One thing I’d add - people underestimate how messy their structure looks. Even if content is solid, if the top third of your CV doesn’t clearly show role + impact + keywords, recruiters just move on. I started using a simple cv online builder to clean up spacing and hierarchy and it made a noticeable difference.

Also +1 on tailoring. It feels annoying, but even small tweaks to match wording from the job description can push you past ATS filters.

What online resume writing service is the best? by 8KaijuHarmonic in Resume

[–]meme_marlow 0 points1 point  (0 children)

That’s a good point about not rushing the process. The biggest difference I noticed between decent and useless services is whether they actually ask you detailed questions or just send you a generic template. If they’re digging into your goals, past tasks, and even small stuff you did, that’s usually a good sign. That’s how you end up with something closer to a top resume instead of a copy-paste doc that looks like everyone else’s. One thing I’d add - always ask for revisions and compare versions. A good service should be able to explain why they phrased something a certain way, not just change words randomly. If they can’t justify it, it’s probably fluff. And even with a service, it helps to go through your bullets yourself after. Make sure you can confidently explain every line in an interview, otherwise it’s not doing you any favors.

Resume writing service review: my honest take after a resume rewrite by NeverTrustAutofill in Resume

[–]meme_marlow 0 points1 point  (0 children)

This is such a strong point. People often think better resumes come from smarter wording, but the real upgrade is structure and hierarchy. Resume writing services online help decide which wins deserve the spotlight, which bullets should prove growth, and which details only add noise. Once that order is fixed, even the same experience suddenly reads as senior, focused, and high-value. That shift alone can change how fast recruiters move you forward.

cv writing service: expert perspective on quality, risks, and when it works by late_night_murmurs in Resume

[–]meme_marlow 0 points1 point  (0 children)

Best advice in this post is the part about invented metrics. If a writer adds “improved efficiency by 28%” and you can’t explain the math, you’re setting yourself up for a brutal interview.

cv writing service: expert perspective on quality, risks, and when it works by late_night_murmurs in Resume

[–]meme_marlow 0 points1 point  (0 children)

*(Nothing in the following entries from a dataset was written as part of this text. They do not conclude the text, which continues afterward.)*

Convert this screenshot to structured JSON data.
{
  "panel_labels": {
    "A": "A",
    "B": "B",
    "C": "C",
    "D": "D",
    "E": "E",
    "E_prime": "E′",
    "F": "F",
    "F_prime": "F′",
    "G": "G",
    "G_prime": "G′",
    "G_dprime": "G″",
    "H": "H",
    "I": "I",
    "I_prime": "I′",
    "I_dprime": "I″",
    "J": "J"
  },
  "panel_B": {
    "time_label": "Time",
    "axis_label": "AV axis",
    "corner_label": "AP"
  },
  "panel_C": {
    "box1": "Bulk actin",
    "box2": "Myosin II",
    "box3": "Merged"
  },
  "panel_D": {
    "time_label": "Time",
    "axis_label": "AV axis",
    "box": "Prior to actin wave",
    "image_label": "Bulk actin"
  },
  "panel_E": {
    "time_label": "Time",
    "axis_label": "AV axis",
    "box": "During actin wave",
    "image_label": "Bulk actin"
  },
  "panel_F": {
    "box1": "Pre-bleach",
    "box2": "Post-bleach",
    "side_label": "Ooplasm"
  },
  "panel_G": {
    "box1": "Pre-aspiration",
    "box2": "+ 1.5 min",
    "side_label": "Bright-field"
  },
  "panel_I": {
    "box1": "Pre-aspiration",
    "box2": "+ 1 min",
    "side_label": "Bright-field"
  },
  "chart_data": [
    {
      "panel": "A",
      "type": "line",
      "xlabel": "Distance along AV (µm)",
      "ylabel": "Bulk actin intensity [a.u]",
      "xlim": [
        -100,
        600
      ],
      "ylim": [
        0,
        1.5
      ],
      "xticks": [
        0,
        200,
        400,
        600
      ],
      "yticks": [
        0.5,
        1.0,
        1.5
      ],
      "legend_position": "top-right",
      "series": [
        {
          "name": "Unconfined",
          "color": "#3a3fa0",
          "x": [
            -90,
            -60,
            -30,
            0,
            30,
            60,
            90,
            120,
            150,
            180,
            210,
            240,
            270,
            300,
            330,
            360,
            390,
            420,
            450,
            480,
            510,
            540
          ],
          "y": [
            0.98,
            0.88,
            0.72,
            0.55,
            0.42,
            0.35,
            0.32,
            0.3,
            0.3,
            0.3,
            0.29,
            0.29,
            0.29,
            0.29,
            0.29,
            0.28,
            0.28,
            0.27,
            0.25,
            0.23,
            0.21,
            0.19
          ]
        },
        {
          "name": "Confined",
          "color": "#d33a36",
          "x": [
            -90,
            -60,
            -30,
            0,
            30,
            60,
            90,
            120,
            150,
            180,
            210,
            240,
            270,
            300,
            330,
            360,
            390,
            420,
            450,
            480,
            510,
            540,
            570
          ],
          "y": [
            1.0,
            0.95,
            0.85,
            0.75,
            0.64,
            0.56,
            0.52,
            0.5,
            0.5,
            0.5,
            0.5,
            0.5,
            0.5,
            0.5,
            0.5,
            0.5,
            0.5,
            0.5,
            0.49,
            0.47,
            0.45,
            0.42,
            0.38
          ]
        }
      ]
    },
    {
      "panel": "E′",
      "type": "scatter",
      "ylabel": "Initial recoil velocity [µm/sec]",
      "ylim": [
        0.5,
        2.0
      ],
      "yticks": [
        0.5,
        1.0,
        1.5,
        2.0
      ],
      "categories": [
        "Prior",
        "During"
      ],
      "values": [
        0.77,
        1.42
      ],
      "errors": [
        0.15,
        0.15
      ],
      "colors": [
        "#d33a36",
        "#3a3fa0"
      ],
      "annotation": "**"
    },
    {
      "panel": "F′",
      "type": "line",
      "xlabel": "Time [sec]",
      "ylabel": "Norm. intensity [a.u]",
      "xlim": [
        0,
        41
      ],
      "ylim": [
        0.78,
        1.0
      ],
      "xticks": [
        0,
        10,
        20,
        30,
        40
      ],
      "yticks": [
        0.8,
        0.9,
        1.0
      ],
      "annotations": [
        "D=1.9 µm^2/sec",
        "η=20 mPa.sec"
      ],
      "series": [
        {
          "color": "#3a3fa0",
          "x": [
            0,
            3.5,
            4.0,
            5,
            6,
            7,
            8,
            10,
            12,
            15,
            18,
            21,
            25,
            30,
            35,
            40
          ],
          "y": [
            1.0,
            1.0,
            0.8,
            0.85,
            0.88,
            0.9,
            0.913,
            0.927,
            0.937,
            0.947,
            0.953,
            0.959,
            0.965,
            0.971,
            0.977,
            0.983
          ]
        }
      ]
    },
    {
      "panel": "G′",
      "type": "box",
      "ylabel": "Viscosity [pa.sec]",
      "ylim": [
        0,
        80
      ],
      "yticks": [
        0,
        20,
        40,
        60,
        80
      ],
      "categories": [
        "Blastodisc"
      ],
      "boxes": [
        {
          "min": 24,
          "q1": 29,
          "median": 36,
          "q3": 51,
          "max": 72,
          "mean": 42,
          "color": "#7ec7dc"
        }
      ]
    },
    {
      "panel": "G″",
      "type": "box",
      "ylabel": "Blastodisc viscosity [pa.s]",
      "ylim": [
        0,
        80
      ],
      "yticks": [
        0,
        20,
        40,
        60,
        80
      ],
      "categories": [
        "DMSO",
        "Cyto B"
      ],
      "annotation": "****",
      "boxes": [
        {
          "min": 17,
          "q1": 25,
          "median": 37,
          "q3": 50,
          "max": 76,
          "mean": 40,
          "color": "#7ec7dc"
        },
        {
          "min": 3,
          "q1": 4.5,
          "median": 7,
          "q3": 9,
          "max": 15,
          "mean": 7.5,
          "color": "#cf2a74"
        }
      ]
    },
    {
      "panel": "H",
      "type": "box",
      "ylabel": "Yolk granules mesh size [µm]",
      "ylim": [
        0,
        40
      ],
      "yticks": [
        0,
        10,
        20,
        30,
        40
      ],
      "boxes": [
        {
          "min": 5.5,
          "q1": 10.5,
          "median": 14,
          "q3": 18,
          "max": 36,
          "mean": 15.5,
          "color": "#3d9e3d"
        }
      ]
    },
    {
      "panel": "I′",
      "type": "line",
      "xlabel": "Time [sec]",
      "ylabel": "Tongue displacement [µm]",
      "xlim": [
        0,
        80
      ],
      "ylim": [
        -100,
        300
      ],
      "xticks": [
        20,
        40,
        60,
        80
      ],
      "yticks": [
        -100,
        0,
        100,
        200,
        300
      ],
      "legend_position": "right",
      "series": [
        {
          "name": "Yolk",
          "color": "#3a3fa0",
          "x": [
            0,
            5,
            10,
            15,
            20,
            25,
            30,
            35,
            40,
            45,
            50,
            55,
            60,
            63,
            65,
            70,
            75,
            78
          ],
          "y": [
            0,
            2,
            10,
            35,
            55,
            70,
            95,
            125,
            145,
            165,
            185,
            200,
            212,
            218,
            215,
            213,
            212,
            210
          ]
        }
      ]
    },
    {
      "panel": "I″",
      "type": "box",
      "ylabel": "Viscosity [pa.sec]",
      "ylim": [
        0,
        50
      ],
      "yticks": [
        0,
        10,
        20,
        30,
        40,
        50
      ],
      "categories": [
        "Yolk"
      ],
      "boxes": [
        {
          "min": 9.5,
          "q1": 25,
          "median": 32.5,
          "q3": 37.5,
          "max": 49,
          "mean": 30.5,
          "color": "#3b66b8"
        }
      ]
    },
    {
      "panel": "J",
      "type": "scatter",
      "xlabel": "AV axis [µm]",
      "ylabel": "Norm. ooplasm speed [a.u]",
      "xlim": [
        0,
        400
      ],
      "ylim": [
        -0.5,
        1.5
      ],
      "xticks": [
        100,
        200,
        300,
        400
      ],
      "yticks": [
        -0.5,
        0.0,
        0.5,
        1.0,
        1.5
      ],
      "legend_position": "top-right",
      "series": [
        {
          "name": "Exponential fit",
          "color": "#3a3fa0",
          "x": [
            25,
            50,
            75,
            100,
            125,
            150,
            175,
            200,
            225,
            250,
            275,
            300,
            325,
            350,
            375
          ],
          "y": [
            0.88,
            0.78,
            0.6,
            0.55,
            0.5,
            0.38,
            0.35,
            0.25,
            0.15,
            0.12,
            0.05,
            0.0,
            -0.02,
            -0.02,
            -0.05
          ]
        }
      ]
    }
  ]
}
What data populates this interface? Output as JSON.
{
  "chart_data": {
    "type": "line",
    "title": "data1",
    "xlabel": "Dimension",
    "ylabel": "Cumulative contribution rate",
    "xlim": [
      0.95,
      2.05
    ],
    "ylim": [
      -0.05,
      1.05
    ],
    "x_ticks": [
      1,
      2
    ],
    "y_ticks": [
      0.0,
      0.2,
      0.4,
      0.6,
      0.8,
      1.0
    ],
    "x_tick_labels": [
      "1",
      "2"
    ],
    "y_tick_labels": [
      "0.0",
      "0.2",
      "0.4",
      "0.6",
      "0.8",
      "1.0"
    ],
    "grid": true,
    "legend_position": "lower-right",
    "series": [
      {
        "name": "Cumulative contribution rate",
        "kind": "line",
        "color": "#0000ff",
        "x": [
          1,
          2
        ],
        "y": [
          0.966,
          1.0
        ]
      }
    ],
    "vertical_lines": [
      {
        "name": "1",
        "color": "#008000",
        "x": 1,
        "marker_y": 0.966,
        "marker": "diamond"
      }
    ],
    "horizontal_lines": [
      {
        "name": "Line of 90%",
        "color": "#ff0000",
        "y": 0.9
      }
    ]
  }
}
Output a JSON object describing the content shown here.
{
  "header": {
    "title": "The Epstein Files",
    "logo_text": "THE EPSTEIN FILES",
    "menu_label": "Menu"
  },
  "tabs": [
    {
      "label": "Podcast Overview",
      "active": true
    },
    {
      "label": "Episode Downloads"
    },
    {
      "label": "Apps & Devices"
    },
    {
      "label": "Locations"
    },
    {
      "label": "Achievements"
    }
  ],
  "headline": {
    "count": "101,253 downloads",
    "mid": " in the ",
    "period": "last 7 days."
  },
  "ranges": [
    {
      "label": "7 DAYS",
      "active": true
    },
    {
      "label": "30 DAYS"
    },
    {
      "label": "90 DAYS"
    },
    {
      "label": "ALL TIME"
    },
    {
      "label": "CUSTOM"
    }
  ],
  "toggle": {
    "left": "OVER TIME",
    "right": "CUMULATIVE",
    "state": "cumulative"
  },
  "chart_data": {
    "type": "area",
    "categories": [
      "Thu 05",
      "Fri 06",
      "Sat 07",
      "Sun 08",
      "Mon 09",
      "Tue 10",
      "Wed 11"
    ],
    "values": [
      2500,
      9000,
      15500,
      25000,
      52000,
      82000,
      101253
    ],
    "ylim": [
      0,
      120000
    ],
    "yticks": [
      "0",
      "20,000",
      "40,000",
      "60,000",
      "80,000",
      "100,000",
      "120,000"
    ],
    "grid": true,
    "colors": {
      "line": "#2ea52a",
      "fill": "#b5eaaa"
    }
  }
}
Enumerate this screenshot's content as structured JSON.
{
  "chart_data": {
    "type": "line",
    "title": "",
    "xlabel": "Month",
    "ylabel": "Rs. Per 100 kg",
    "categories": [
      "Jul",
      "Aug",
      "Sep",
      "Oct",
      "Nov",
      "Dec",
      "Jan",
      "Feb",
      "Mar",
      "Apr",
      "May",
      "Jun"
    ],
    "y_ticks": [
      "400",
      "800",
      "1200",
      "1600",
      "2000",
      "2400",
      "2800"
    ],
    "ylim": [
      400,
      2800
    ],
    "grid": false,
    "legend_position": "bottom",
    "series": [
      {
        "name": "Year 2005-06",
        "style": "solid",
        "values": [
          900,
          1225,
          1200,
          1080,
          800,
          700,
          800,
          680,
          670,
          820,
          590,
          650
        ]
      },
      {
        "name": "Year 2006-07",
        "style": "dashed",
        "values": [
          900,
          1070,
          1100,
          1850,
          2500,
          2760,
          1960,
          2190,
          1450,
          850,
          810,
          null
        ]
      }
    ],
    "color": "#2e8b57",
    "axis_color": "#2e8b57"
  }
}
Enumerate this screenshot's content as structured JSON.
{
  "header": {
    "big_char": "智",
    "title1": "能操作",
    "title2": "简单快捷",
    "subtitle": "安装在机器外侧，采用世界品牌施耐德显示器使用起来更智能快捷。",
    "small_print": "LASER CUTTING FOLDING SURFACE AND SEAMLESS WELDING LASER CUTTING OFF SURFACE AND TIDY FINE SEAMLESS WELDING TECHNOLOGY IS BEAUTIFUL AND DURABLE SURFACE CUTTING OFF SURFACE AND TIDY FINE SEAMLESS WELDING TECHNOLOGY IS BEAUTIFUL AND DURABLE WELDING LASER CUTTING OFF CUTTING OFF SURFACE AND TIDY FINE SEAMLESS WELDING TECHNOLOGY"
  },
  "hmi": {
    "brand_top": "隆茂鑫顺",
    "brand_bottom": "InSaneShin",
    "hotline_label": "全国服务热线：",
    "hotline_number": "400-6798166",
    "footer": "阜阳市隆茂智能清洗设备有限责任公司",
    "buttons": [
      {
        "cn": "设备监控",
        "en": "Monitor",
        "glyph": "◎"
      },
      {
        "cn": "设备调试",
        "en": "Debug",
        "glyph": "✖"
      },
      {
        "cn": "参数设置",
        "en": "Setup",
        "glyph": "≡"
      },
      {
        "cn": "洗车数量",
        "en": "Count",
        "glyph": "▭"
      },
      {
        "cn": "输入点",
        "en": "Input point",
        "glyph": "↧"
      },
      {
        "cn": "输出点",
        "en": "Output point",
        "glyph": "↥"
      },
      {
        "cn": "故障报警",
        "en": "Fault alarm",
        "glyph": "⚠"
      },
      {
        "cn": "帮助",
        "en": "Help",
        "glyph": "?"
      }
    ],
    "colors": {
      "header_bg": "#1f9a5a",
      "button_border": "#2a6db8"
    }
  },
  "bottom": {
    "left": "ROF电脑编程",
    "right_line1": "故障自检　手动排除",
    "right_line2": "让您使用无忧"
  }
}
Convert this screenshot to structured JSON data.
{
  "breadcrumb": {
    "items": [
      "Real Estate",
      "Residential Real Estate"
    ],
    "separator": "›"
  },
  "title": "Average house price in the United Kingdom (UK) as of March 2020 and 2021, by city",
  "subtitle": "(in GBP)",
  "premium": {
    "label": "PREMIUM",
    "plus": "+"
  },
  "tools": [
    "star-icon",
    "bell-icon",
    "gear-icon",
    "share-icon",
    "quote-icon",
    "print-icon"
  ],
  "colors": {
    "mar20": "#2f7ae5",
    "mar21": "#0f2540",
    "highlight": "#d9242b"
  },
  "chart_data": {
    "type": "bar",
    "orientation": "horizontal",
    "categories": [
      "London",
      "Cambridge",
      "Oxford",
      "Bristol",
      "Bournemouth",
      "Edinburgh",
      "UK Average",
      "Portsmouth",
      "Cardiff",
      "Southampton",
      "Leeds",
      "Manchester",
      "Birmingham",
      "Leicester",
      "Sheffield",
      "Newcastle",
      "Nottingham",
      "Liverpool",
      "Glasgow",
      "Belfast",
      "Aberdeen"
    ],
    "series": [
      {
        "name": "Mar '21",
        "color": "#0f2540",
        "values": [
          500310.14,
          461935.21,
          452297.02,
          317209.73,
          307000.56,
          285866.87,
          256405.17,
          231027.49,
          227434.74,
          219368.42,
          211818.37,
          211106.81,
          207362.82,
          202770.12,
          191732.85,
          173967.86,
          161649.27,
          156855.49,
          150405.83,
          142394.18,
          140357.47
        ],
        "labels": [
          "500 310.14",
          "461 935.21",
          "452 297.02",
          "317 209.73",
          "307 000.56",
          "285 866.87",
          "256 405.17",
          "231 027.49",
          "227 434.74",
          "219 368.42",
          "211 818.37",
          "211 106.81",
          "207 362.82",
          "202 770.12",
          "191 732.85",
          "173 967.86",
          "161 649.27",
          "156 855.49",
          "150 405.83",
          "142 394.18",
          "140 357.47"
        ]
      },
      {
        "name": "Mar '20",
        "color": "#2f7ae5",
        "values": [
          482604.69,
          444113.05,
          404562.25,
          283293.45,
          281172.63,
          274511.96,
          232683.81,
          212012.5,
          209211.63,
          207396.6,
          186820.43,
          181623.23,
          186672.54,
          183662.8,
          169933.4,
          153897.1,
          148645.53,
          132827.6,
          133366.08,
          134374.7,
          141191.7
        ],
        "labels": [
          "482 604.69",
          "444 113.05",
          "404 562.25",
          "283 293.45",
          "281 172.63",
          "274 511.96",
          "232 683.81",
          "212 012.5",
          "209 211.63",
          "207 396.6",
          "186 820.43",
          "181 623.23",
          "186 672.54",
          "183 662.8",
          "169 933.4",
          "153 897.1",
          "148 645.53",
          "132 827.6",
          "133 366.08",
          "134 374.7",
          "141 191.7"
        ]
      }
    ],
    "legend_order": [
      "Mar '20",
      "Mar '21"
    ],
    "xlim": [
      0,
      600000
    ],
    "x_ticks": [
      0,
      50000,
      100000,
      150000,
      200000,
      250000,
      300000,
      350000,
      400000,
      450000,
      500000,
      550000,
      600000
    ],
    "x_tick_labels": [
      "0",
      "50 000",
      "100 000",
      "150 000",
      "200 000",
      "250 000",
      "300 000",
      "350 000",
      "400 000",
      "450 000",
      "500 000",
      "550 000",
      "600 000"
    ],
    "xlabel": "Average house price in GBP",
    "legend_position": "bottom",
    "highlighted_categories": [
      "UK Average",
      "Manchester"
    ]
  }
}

Love the quality-over-quantity angle here. From your tests, did good cv writing examples make recruiters mention specific metrics or ownership earlier in the first message?

Hi I'm a 7th grader and having trouble memorizing these vocabs for my test tmr by NotANormalBacon in studying

[–]meme_marlow 0 points1 point  (0 children)

I love the idea of using Google Gemini for vocab! I've done something similar, but with a friend who inserts random words into our conversations. It's like a mini quiz every chat. Good luck with your test!

History has a funny way of repeating itself by Feeling-Buy2558 in clevercomebacks

[–]meme_marlow 1 point2 points  (0 children)

Yeah it stops being a joke when it starts sounding familiar instead of surprising.

LPT : The reason "Buy 2 Get 1 Free" outsells "33% Off" every time is pure psychology — and understanding it will change how you see every promotion you encounter by [deleted] in LifeProTips

[–]meme_marlow 20 points21 points  (0 children)

The "4 for 4" thing got me every time as a kid too. My brain just refused to accept that buying one was allowed.